WHO and other groups in 2020 formed the COVID-19 Vaccines Global Access (COVAX) Facility to ensure a more equitable distribution. But its approach—buying vaccines in bulk and providing them for free to poor countries—was flawed, Clark says. Rich countries were happy to donate money but cornered the market for vaccines, leaving little for COVAX. And the scheme’s main supplier, the Serum Institute of India, provided far fewer doses than promised this year. “We would have been even worse off without COVAX,” Clark says. But its modest track record—some 650 million doses shipped to low- and middle-income countries so far—“exposed the limit of optimism in multilateralism,” says John Nkengasong, director of the Africa Centres for Disease Control and Prevention.

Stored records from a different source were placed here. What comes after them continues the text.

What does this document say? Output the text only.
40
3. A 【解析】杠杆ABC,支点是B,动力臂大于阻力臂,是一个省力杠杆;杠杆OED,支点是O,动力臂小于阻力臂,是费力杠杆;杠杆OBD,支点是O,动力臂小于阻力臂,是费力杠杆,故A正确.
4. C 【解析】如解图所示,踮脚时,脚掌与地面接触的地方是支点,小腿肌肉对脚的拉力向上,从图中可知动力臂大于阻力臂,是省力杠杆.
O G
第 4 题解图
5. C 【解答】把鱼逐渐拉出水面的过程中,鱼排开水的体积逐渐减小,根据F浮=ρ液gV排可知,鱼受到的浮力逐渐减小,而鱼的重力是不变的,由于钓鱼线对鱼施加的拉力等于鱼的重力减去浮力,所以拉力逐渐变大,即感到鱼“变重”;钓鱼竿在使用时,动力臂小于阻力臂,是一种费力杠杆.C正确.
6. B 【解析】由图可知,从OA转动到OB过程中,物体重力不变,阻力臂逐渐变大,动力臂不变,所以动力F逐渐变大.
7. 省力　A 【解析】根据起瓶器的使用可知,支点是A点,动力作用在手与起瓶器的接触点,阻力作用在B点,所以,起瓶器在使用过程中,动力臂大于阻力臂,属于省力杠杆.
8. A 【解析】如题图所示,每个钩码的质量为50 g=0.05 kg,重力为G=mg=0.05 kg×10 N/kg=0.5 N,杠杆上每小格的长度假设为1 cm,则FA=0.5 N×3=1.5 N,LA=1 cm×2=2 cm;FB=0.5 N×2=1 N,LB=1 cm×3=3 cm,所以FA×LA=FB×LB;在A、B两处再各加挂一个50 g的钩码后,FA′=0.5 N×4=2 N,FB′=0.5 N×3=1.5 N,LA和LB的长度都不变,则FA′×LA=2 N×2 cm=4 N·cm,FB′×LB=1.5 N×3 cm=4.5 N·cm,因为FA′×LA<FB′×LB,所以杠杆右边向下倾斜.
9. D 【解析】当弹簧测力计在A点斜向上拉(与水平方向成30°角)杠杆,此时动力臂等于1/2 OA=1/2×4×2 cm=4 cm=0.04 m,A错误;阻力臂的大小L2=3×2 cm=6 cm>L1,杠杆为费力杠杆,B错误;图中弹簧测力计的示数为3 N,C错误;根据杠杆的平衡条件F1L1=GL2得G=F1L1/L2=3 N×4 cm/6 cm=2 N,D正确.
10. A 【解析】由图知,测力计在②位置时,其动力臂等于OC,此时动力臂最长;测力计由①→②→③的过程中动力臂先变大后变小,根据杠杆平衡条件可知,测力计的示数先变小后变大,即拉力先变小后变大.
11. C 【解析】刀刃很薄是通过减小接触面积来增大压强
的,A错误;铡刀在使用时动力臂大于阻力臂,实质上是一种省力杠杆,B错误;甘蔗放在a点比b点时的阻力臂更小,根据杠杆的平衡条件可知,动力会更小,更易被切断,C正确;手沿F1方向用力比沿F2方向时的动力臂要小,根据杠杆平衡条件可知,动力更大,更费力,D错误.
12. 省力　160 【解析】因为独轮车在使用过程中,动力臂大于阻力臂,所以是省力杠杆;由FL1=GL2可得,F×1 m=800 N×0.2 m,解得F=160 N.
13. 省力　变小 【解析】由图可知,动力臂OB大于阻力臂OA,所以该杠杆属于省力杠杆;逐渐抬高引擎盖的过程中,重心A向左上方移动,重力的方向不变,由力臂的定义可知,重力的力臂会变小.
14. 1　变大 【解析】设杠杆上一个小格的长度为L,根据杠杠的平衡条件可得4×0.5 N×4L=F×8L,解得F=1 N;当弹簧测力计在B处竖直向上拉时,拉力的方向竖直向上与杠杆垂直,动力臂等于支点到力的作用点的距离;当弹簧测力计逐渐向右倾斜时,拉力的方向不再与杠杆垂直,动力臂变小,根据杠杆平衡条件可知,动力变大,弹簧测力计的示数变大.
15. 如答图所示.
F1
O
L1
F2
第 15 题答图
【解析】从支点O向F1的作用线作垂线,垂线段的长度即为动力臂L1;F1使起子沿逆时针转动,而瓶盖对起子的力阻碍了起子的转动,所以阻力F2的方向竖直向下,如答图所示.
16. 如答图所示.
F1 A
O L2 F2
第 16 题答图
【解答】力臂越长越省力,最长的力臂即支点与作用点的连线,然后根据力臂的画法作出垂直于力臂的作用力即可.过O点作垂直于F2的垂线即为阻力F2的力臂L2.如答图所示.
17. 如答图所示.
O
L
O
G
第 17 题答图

Targeting those most at risk across the globe would not only have been more just, but also would have averted more deaths, says Maria Van Kerkhove, a top WHO epidemiologist. And if rich countries had fewer doses, they might have followed WHO’s advice not to relax public health measures such as mask wearing and limits on gatherings, which could have blunted recent surges. “Particularly in those countries with access to the vaccines, there was a sense that the worst is over,” says Jeremy Farrar, head of the Wellcome Trust. That sense also eased the pressure to ramp up vaccine production and deliver more doses to more places fast. As WHO Director-General Tedros ­Adhanom ­Ghebreyesus recently put it: “In too many countries, the bright light of vaccines has also become a blinding light for the continued need to stop this virus from spreading.”

The pandemic is raging on. It’s back with a vengeance in the Northern Hemisphere, even in countries with high vaccination coverage. So far, vaccines have held up well against new variants, from Alpha to Delta. But the virus’ continuing spread gives it every opportunity to evolve and find better ways around human immunity, as early data suggest Omicron is doing.

Booster shots have been shown to bolster waning immunity, and may be a way for rich countries to keep future waves in check, but low- and middle-income countries cannot adopt such a strategy “without destroying their health budgets,” says Gagandeep Kang, a virologist at Christian Medical College, Vellore, in India. In the long run, we may need a new generation of vaccines, says Richard Hatchett, head of the Coalition for Epidemic Preparedness Innovations. Hatchett says he always viewed the current arsenal as “rapid response vaccines,” fit for the pandemic emergency, but not for the long-term struggle with the virus.

One solution may be vaccines that ramp up the immune response in the mucosa of the respiratory tract, where the virus first takes hold. If the approach can curb transmission, Nkengasong says, “That will truly become the game changer.” Others are holding out hope for a pancoronavirus vaccine that would not only thwart new variants, but any future cousins of SARS-CoV-2 as well.

Maybe Science will anoint a new vaccine as its breakthrough next year, or the year after. But whatever vaccines the world develops next, we will also have to find ways to use them better. So far in this pandemic, it has been the virus, not humanity, that has done most of the evolving.